La politique, selon Bourgeois, c’est l’institution, “l’institution par excellence”, l’Etat. Toutes les formes d’organisation qui ont précédé l’État n’en ont été que les prémices, elles étaient déjà l’État dans le concept mais pas encore dans sa pleine réalisation, l’État comme institution. Cet Etat réalisé, celui dont nous nous sommes demandé s’il ne signalait pas au moins une certaine “fin de ‘histoire”, égalise et totalise les individus. Il les égalise au regard de la loi, “le législatif uniformise”, et il les totalise en les soumettant à son autorité, “l’exécutif qui unifie efficacement”. Égalisation et autorité vont à l’encontre de “l’originalité et la spontanéité”, caractères naturels de la vie, qui dans la vie proprement humaine est vie se sachant elle-même, vie libre. Où l’on retrouve aussi une de nos préoccupations antérieure, la liberté, dont nous croisons les errances tout aussi bien dans le café théo. Le milieu dans lequel s’exerce cette vie libre, c’est le “milieu non politique concret, idéel et réel”. Or, ce que Bourgeois qualifie d’idéel, de milieu idéel, c’est, nous dit-il, le milieu “culturel, intellectuel, spirituel, en particulier religieux”. Là, c’est la problématique de la laïcité qui repointe le bout de son né. Le milieu réel serait quant à lui l’économie, à laquelle il ramène “la société civile”. L’État, lui, se trouverait entre les deux. Nous aurions un triangle qui ressemblerait à quelque chose comme : l’Eglise, l’Etat, les citoyens. Et l’Etat, bien que son apparition soit conditionnée par l’Eglise et les citoyens, le religieux, idéel, et la société civile, réelle, l’Etat, donc, détermine lui-même son exercice. Cette liberté de l’Etat, l’Etat libéral, lui permet d’assurer à son tour la liberté des hommes, qu’elle soit religieuse ou économique. Ici, l’ordre politique garantit la vie libre. 

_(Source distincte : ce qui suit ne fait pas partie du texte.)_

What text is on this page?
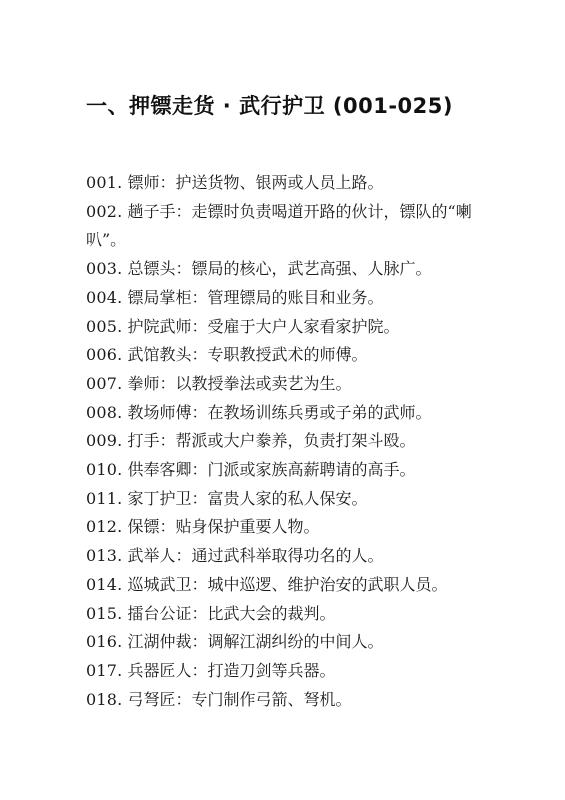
一、押镖走货 · 武行护卫 (001-025)
001. 镖师：护送货物、银两或人员上路。
002. 趟子手：走镖时负责喝道开路的伙计，镖队的“喇叭”。
003. 总镖头：镖局的核心，武艺高强、人脉广。
004. 镖局掌柜：管理镖局的账目和业务。
005. 护院武师：受雇于大户人家看家护院。
006. 武馆教头：专职教授武术的师傅。
007. 拳师：以教授拳法或卖艺为生。
008. 教场师傅：在教场训练兵勇或子弟的武师。
009. 打手：帮派或大户豢养，负责打架斗殴。
010. 供奉客卿：门派或家族高薪聘请的高手。
011. 家丁护卫：富贵人家的私人保安。
012. 保镖：贴身保护重要人物。
013. 武举人：通过武科举取得功名的人。
014. 巡城武卫：城中巡逻、维护治安的武职人员。
015. 擂台公证：比武大会的裁判。
016. 江湖仲裁：调解江湖纠纷的中间人。
017. 兵器匠人：打造刀剑等兵器。
018. 弓弩匠：专门制作弓箭、弩机。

Pour autant, la coupure “entre gouvernants et gouvernés”, qui résulte du système représentatif, implique que la totalité formée par l’ensemble des citoyens n’est pas réellement agie, cette totalité n’exerce pas directement le pouvoir politique, elle le délègue. Il faut donc qu’un autre principe, qui ne soit pas la politique en tant que telle, l’institution, vienne subjectivement souder la société civile, pour que la communauté politique puisse être pleinement vécue. C’est la fonction du patriotisme, de la République, de la nation. Seulement, écrit Bourgeois, avec la fin des régimes socialistes la mobilisation militaire, mobilisation citoyenne, le devoir civique, ont perdu en vigueur, en investissement, transformant rapidement le citoyen en attribut du sujet (on parlera d’un sujet “citoyen”) alors qu’en réalité il revient toujours au sujet (libre) d’être avant tout, essentiellement, un citoyen (le citoyen-sujet), c’était le propre d’ailleurs de ce qui tombait sous la définition du social en tant qu’opposé, alors, à l’intersubjectivité sociétale. Rappelons aussi que le consensus intersubjectif ne peut avoir lieu que par la dissolution du bavardage intersubjectif dans la volonté générale qui soutient alors l’Etat. Et l’on retrouve la nation ! C’est dans l’enracinement “national” que l’intersubjectivité sociétale se (re)fait sociale, Etat. C’est ce qui fait, chez Bernard Bourgeois, de la nation l’âme de l’Etat, son socle, qui lui permet d’assurer la liberté totale de l’esprit.

C’est ainsi dans la politique et donc dans l’Etat que se réalise la liberté humaine.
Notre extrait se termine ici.